Most of any poetry that I've read was inevitably at school and that meant John Donne during his jack-the-lad phase and Gerard Manley Hopkins. Knowing me, I'd imagine that I would have fallen into Donne with all his lusty metaphysical verses, all relationships and stories. But for some reason I found Mr. Hopkins to have far more resonance, which is odd because his work is about praising God and nature and all the things that this city dwelling non-denominational spiritualist tends to shy away from.

But unlike much other poetry I've read, to me it's about what isn't being said, the choice of words, and the imagery being evoked which seems to suggest an underlying sadness, an understanding that whilst all of these effervescent, exciting, beautiful things exist, they will eventually end, everything will end. I'm not saying this because I'm a depressing person (I don't think), not really but it's a kind of brilliant realism, that Donne couldn't often muster and in some cases in just a few stanzas Hopkins often evokes something that Shakespeare can't convey in five acts and three hours.

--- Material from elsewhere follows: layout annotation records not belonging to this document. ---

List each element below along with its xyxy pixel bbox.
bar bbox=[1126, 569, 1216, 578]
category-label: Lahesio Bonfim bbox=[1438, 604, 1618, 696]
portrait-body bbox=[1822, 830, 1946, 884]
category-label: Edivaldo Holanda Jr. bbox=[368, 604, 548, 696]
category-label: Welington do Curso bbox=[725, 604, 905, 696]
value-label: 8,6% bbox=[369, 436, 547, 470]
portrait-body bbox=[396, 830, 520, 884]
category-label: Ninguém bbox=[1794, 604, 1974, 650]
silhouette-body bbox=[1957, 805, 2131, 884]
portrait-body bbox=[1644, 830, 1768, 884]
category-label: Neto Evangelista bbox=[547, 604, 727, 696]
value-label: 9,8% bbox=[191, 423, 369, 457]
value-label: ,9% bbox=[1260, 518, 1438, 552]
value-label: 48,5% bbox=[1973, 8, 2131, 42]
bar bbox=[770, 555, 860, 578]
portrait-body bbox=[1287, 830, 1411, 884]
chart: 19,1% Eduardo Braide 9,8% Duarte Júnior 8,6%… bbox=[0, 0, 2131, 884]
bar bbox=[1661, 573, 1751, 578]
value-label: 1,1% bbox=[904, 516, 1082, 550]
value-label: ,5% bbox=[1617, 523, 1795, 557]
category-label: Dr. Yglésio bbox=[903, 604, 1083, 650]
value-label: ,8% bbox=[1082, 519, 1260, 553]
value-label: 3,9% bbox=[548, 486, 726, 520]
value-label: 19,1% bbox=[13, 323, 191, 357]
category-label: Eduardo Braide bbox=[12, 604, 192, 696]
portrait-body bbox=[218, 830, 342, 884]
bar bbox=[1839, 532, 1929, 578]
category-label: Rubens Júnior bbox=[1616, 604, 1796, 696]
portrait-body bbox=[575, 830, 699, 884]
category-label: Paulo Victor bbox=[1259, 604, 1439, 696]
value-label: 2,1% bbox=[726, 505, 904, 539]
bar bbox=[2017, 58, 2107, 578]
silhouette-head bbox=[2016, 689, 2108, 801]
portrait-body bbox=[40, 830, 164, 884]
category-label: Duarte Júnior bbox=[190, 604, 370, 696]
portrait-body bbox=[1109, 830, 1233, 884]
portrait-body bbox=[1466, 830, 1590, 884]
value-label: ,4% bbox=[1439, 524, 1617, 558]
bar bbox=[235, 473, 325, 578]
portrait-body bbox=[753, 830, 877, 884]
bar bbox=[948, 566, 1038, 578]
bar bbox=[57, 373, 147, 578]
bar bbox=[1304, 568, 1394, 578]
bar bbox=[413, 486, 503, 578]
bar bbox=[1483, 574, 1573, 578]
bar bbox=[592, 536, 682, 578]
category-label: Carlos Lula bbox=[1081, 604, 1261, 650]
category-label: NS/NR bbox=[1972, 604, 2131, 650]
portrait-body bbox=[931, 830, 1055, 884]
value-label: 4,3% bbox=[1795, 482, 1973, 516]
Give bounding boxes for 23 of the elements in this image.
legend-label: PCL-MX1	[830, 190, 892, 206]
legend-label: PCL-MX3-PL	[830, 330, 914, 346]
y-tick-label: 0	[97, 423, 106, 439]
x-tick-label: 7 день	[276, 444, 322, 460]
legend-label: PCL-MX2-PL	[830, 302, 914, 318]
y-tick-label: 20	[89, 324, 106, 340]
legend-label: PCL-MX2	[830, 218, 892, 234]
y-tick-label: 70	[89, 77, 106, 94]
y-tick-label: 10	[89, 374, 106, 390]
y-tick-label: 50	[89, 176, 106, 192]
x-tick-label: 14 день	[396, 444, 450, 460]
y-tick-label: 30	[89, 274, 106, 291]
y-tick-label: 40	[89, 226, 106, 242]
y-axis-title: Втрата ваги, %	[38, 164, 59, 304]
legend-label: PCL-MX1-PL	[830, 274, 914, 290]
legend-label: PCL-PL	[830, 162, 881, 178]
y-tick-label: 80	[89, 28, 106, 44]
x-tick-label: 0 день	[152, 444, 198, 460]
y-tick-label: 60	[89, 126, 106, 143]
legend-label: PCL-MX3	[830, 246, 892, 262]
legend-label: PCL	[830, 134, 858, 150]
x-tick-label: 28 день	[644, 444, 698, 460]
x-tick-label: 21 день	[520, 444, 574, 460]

If anyone has heard of Hopkins, when asked for their favourite may mention The Windhover, the bird that's really Christ. There's a magic to the way that the words and the poets experimental stress patterns somehow replicated the movement of 'daylight's dauphin' through the sky (some might remember the Kes-alike sequence in Jimmy McGovern's underrated tv series The Lakes in which the words of this poem are narrated over John Simm character taking a bird-of-prey for a flight). Sometimes Pied Beauty might get a vote with its rhythmic adjectives and painterly descriptions of trout and mole-holes and the hymnal opening and closing. The really cool choice would be God's Grandeur because it brings the pictures of his nature poems to a reminder of human endevour and (I think) our ongoing pounding of the planet which up until that point had not ruined nature which he puts down to the nestling of the Holy Spirit. But for me Spring and Fall is perfect, so much so that I named two television series that didn't happen and a fake company after it (see here).

During school I probably largely passed by the poem, just something else to learn, or something I could read out in class to try and impress Helen Back, a girl I was deeply, madly, passionately in love with. As is sometimes the way with these things, as with Shakespeare, once I left school and finally had a chance to read the poetry properly, understand and enjoy it, the words began to resonate with me. It's a very sad poem really. It's about telling a child that whilst they think they're crying about the coming of autumn and the leaves browning and falling, they're actually crying about having to grow older, because they will get older, and die. It's a harsh message, especially to pass to someone who might think that life will continue to be a long golden summer punctuated by christmases and easters, harvest festivals and leaf falls. By giving the addressee a name, Hopkins makes it personal and we are almost in Margaret's position or being reminded that we were all young once, and ignorant about what a cold, dark place the world can be. That's my dullard understanding, there's a fuller explanation here.

Most art, especially art that someone might describe as their favourite has that quality - you'll often describe it as a favourite for reasons that have nothing to do with the item itself and its true meaning. The reason that this my favourite poem is that outside of its formal qualities, and to this untrained eye it is perfect, Hopkins provides a get out clause, a positive note within the gloom. It's the title - Spring and Fall - for all Margaret's and our grief autumn leads to winter and winter leads to spring and renewal and a return to the kind of beauty evoked by Pied Beauty (although the double meaning is noted - 'spring' isn't just a season here, but its also Margaret's tears).

As I get older the poem for reasons probably beyond its real meaning keeps reminding me that nothing is over, that up until the great coat getting moment that nothing is set in stone, that actually, y'know you might think that nothing can get better and that even though your stuck in a rut and you've (sorry) entered a winter of discontent but that spring is out there waiting for you if you just believe hard enough. Although I'm in limbo right now, I've just completed a lifelong dream and anything which happens now will be amazing.

[This very special Life Props celebrates National Poetry Day 2006.]